Kay langsung menghambur ke dalam kamar tanpa mempedulikan Gara yang tengah mengerjakan tugas kuliah di ruang tamu. Laki-laki berjaket jeans itu dibuat heran dengan sikap adiknya. Mengetahui ada yang tidak beres, ia langsung mengetuk pintu kamar Kay.
"Kay? Kamu kenapa?"
"Gak pa-pa, Kak. Aku capek aja."
"Yakin gak pa-pa?"
"Iya."
"Ya udah, istirahat aja dulu. Abis itu siap-siap, Kakak mau traktir makan malam di luar."
"Eh, besok aja deh Kak. Kay capek banget, mau langsung tidur aja."
Gara semakin yakin ada sesuatu yang sedang Kay sembunyikan. "Kan tadi kamu yang minta?"
"Besok aja ya, Kak. Kay ngantuk."
Gara menghela napas panjang. Tidak pernah tercatat dalam sejarah ia berhasil menang saat berdebat dengan adiknya. "Oke, deh. Untung juara 1." ledek Gara tanpa sahutan dari Kay.

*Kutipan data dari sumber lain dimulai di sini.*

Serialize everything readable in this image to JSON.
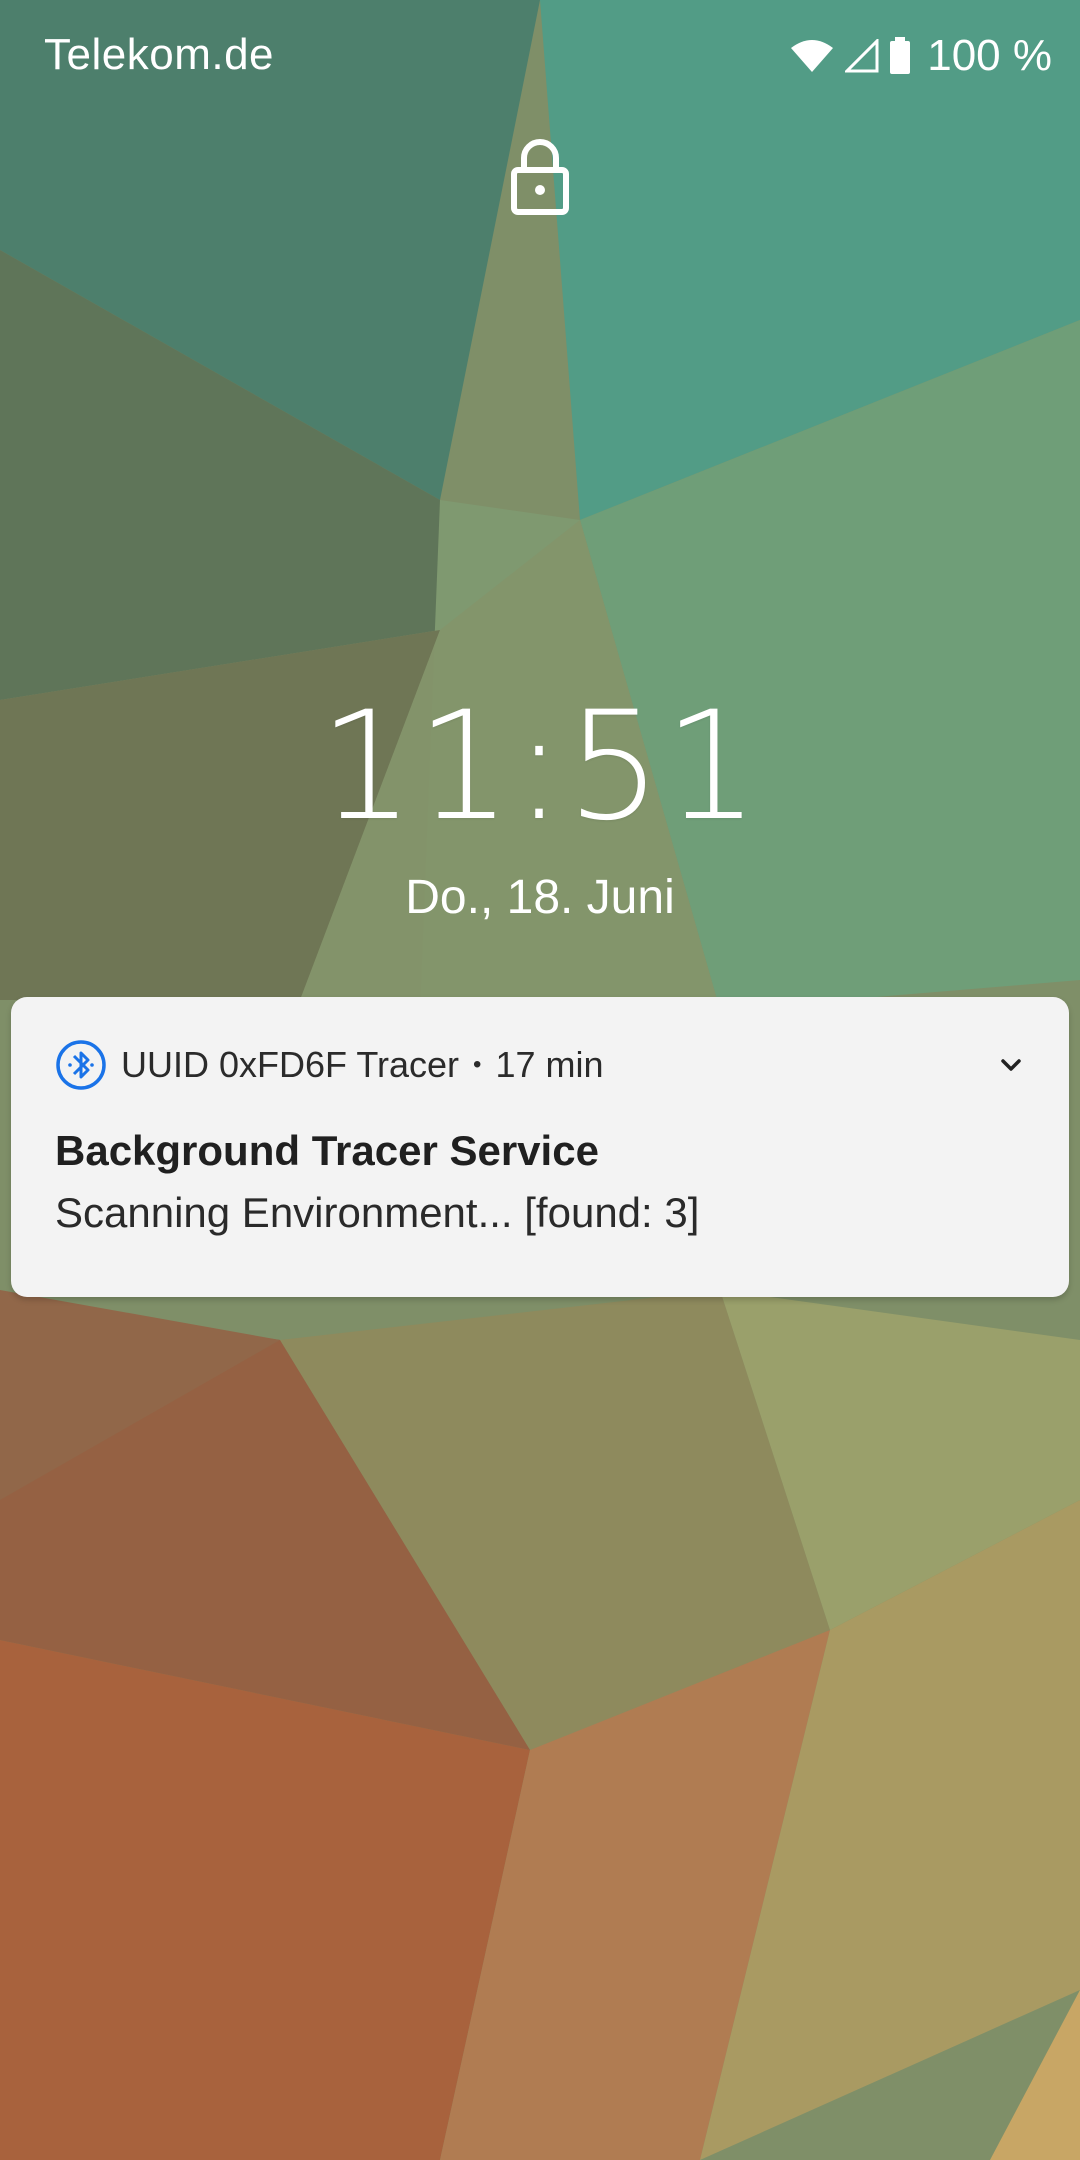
{
  "status_bar": {
    "carrier": "Telekom.de",
    "battery_percent": "100 %",
    "icons": [
      "wifi-icon",
      "cell-signal-icon",
      "battery-icon"
    ]
  },
  "lock_screen": {
    "lock_icon": "lock-icon",
    "time": "11:51",
    "date": "Do., 18. Juni"
  },
  "notification": {
    "app_icon": "bluetooth-icon",
    "app_name": "UUID 0xFD6F Tracer",
    "separator": "•",
    "age": "17 min",
    "title": "Background Tracer Service",
    "text": "Scanning Environment... [found: 3]",
    "expand_icon": "chevron-down-icon",
    "accent_color": "#1a73e8"
  }
}
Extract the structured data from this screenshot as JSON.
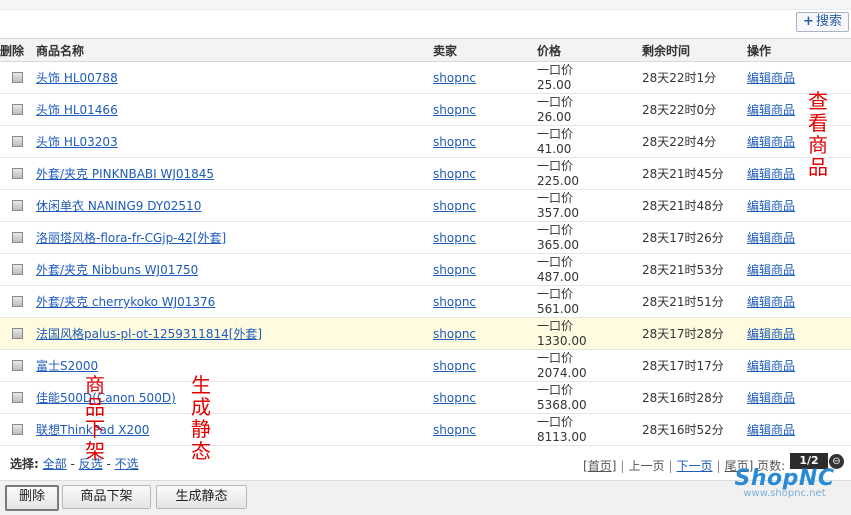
{
  "toolbar": {
    "search_label": "搜索"
  },
  "table": {
    "headers": {
      "del": "删除",
      "name": "商品名称",
      "seller": "卖家",
      "price": "价格",
      "time": "剩余时间",
      "action": "操作"
    },
    "rows": [
      {
        "name": "头饰  HL00788",
        "seller": "shopnc",
        "price_label": "一口价",
        "price": "25.00",
        "time": "28天22时1分",
        "action": "编辑商品",
        "highlight": false
      },
      {
        "name": "头饰  HL01466",
        "seller": "shopnc",
        "price_label": "一口价",
        "price": "26.00",
        "time": "28天22时0分",
        "action": "编辑商品",
        "highlight": false
      },
      {
        "name": "头饰  HL03203",
        "seller": "shopnc",
        "price_label": "一口价",
        "price": "41.00",
        "time": "28天22时4分",
        "action": "编辑商品",
        "highlight": false
      },
      {
        "name": "外套/夹克  PINKNBABI WJ01845",
        "seller": "shopnc",
        "price_label": "一口价",
        "price": "225.00",
        "time": "28天21时45分",
        "action": "编辑商品",
        "highlight": false
      },
      {
        "name": "休闲单衣  NANING9 DY02510",
        "seller": "shopnc",
        "price_label": "一口价",
        "price": "357.00",
        "time": "28天21时48分",
        "action": "编辑商品",
        "highlight": false
      },
      {
        "name": "洛丽塔风格-flora-fr-CGjp-42[外套]",
        "seller": "shopnc",
        "price_label": "一口价",
        "price": "365.00",
        "time": "28天17时26分",
        "action": "编辑商品",
        "highlight": false
      },
      {
        "name": "外套/夹克  Nibbuns WJ01750",
        "seller": "shopnc",
        "price_label": "一口价",
        "price": "487.00",
        "time": "28天21时53分",
        "action": "编辑商品",
        "highlight": false
      },
      {
        "name": "外套/夹克  cherrykoko WJ01376",
        "seller": "shopnc",
        "price_label": "一口价",
        "price": "561.00",
        "time": "28天21时51分",
        "action": "编辑商品",
        "highlight": false
      },
      {
        "name": "法国风格palus-pl-ot-1259311814[外套]",
        "seller": "shopnc",
        "price_label": "一口价",
        "price": "1330.00",
        "time": "28天17时28分",
        "action": "编辑商品",
        "highlight": true
      },
      {
        "name": "富士S2000",
        "seller": "shopnc",
        "price_label": "一口价",
        "price": "2074.00",
        "time": "28天17时17分",
        "action": "编辑商品",
        "highlight": false
      },
      {
        "name": "佳能500D(Canon 500D)",
        "seller": "shopnc",
        "price_label": "一口价",
        "price": "5368.00",
        "time": "28天16时28分",
        "action": "编辑商品",
        "highlight": false
      },
      {
        "name": "联想ThinkPad X200",
        "seller": "shopnc",
        "price_label": "一口价",
        "price": "8113.00",
        "time": "28天16时52分",
        "action": "编辑商品",
        "highlight": false
      }
    ]
  },
  "selection": {
    "label": "选择:",
    "all": "全部",
    "invert": "反选",
    "none": "不选"
  },
  "pager": {
    "first": "首页",
    "prev": "上一页",
    "next": "下一页",
    "last": "尾页",
    "pages_label": "页数:",
    "page_info": "1/2"
  },
  "buttons": {
    "delete": "删除",
    "unlist": "商品下架",
    "generate": "生成静态"
  },
  "annotations": {
    "view": [
      "查",
      "看",
      "商",
      "品"
    ],
    "unlist": [
      "商",
      "品",
      "下",
      "架"
    ],
    "generate": [
      "生",
      "成",
      "静",
      "态"
    ]
  },
  "logo": {
    "brand": "ShopNC",
    "url": "www.shopnc.net"
  },
  "colors": {
    "link": "#1e5bb8",
    "annotation": "#e00000",
    "highlight_row": "#fffbe0",
    "logo": "#2a8ad4"
  }
}
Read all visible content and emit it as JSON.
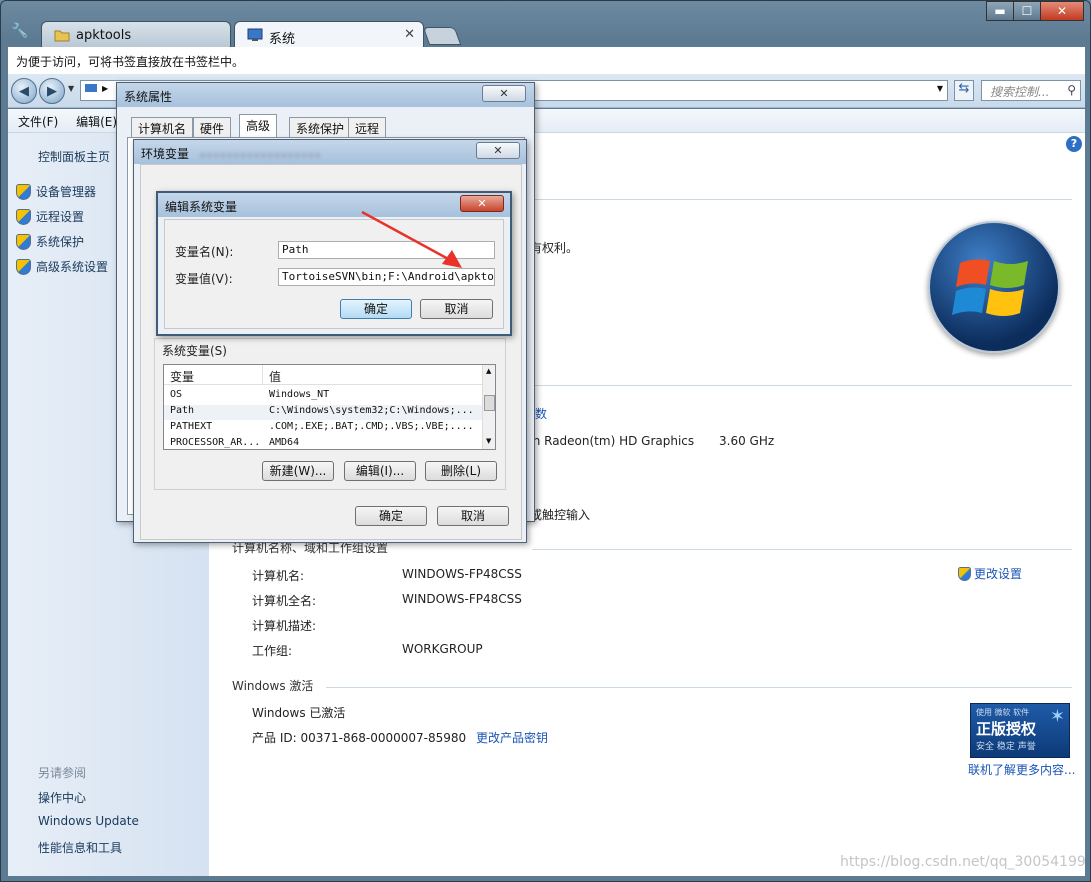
{
  "browser": {
    "tabs": [
      {
        "label": "apktools"
      },
      {
        "label": "系统"
      }
    ],
    "bookmark_bar_text": "为便于访问，可将书签直接放在书签栏中。",
    "search_placeholder": "搜索控制...",
    "window_buttons": {
      "minimize": "▬",
      "maximize": "☐",
      "close": "✕"
    }
  },
  "menu": {
    "file": "文件(F)",
    "edit": "编辑(E)"
  },
  "sidebar": {
    "home": "控制面板主页",
    "items": [
      {
        "label": "设备管理器"
      },
      {
        "label": "远程设置"
      },
      {
        "label": "系统保护"
      },
      {
        "label": "高级系统设置"
      }
    ],
    "see_also_title": "另请参阅",
    "see_also": [
      {
        "label": "操作中心"
      },
      {
        "label": "Windows Update"
      },
      {
        "label": "性能信息和工具"
      }
    ]
  },
  "main": {
    "rights_fragment": "有权利。",
    "fragment_link": "数",
    "processor_fragment": "th Radeon(tm) HD Graphics",
    "processor_speed": "3.60 GHz",
    "pen_fragment": "或触控输入",
    "computer_section_title": "计算机名称、域和工作组设置",
    "rows": [
      {
        "label": "计算机名:",
        "value": "WINDOWS-FP48CSS"
      },
      {
        "label": "计算机全名:",
        "value": "WINDOWS-FP48CSS"
      },
      {
        "label": "计算机描述:",
        "value": ""
      },
      {
        "label": "工作组:",
        "value": "WORKGROUP"
      }
    ],
    "change_settings": "更改设置",
    "activation_title": "Windows 激活",
    "activated": "Windows 已激活",
    "product_id": "产品 ID: 00371-868-0000007-85980",
    "change_key": "更改产品密钥",
    "genuine_top": "使用 微软 软件",
    "genuine_main": "正版授权",
    "genuine_sub": "安全 稳定 声誉",
    "learn_more": "联机了解更多内容..."
  },
  "sys_props": {
    "title": "系统属性",
    "tabs": [
      "计算机名",
      "硬件",
      "高级",
      "系统保护",
      "远程"
    ],
    "active_tab": "高级"
  },
  "env_vars": {
    "title": "环境变量",
    "system_vars_label": "系统变量(S)",
    "columns": [
      "变量",
      "值"
    ],
    "rows": [
      {
        "name": "OS",
        "value": "Windows_NT"
      },
      {
        "name": "Path",
        "value": "C:\\Windows\\system32;C:\\Windows;..."
      },
      {
        "name": "PATHEXT",
        "value": ".COM;.EXE;.BAT;.CMD;.VBS;.VBE;...."
      },
      {
        "name": "PROCESSOR_AR...",
        "value": "AMD64"
      }
    ],
    "new_btn": "新建(W)...",
    "edit_btn": "编辑(I)...",
    "delete_btn": "删除(L)",
    "ok": "确定",
    "cancel": "取消"
  },
  "edit_var": {
    "title": "编辑系统变量",
    "name_label": "变量名(N):",
    "name_value": "Path",
    "value_label": "变量值(V):",
    "value_value": "TortoiseSVN\\bin;F:\\Android\\apktools",
    "ok": "确定",
    "cancel": "取消"
  },
  "watermark": "https://blog.csdn.net/qq_30054199",
  "colors": {
    "link": "#1a54b6",
    "arrow": "#e8322a",
    "accent": "#3c7fb1"
  }
}
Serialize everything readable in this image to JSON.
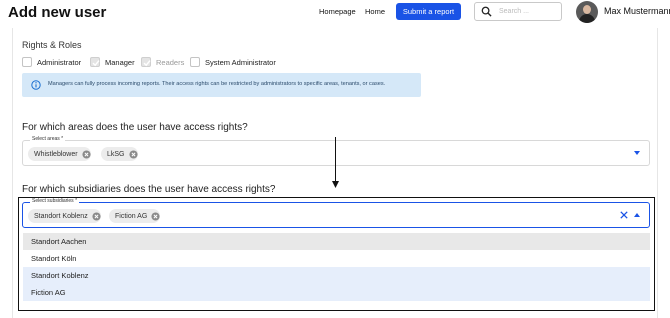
{
  "header": {
    "title": "Add new user",
    "nav": [
      "Homepage",
      "Home"
    ],
    "submit_label": "Submit a report",
    "search_placeholder": "Search ...",
    "user_name": "Max Mustermann"
  },
  "rights": {
    "label": "Rights & Roles",
    "roles": [
      {
        "label": "Administrator",
        "checked": false,
        "disabled": false
      },
      {
        "label": "Manager",
        "checked": true,
        "disabled": false
      },
      {
        "label": "Readers",
        "checked": true,
        "disabled": true
      },
      {
        "label": "System Administrator",
        "checked": false,
        "disabled": false
      }
    ],
    "info": "Managers can fully process incoming reports. Their access rights can be restricted by administrators to specific areas, tenants, or cases."
  },
  "areas": {
    "question": "For which areas does the user have access rights?",
    "field_label": "Select areas *",
    "chips": [
      "Whistleblower",
      "LkSG"
    ]
  },
  "subsidiaries": {
    "question": "For which subsidiaries does the user have access rights?",
    "field_label": "Select subsidiaries *",
    "chips": [
      "Standort Koblenz",
      "Fiction AG"
    ],
    "options": [
      {
        "label": "Standort Aachen",
        "state": "hover"
      },
      {
        "label": "Standort Köln",
        "state": "normal"
      },
      {
        "label": "Standort Koblenz",
        "state": "selected"
      },
      {
        "label": "Fiction AG",
        "state": "selected"
      }
    ]
  },
  "colors": {
    "accent": "#1a53e6",
    "info_bg": "#d5e8f8",
    "option_hover": "#e8e8e8",
    "option_selected": "#e6eefb"
  },
  "icons": [
    "search-icon",
    "info-icon",
    "chip-remove-icon",
    "chevron-down-icon",
    "chevron-up-icon",
    "clear-icon",
    "arrow-down-icon",
    "check-icon"
  ]
}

Kay duduk bersandar pada kaki dipan. Kedua tungkainya ia selonjorkan di lantai. Matanya terpaku pada ransel di dekat kakinya. Rapor bersampul hijau tebal itu mencuat dari dalam tas. Seharusnya hari ini menjadi hari bahagianya. Meraih peringkat teratas nyatanya tidak menjamin kesenangan.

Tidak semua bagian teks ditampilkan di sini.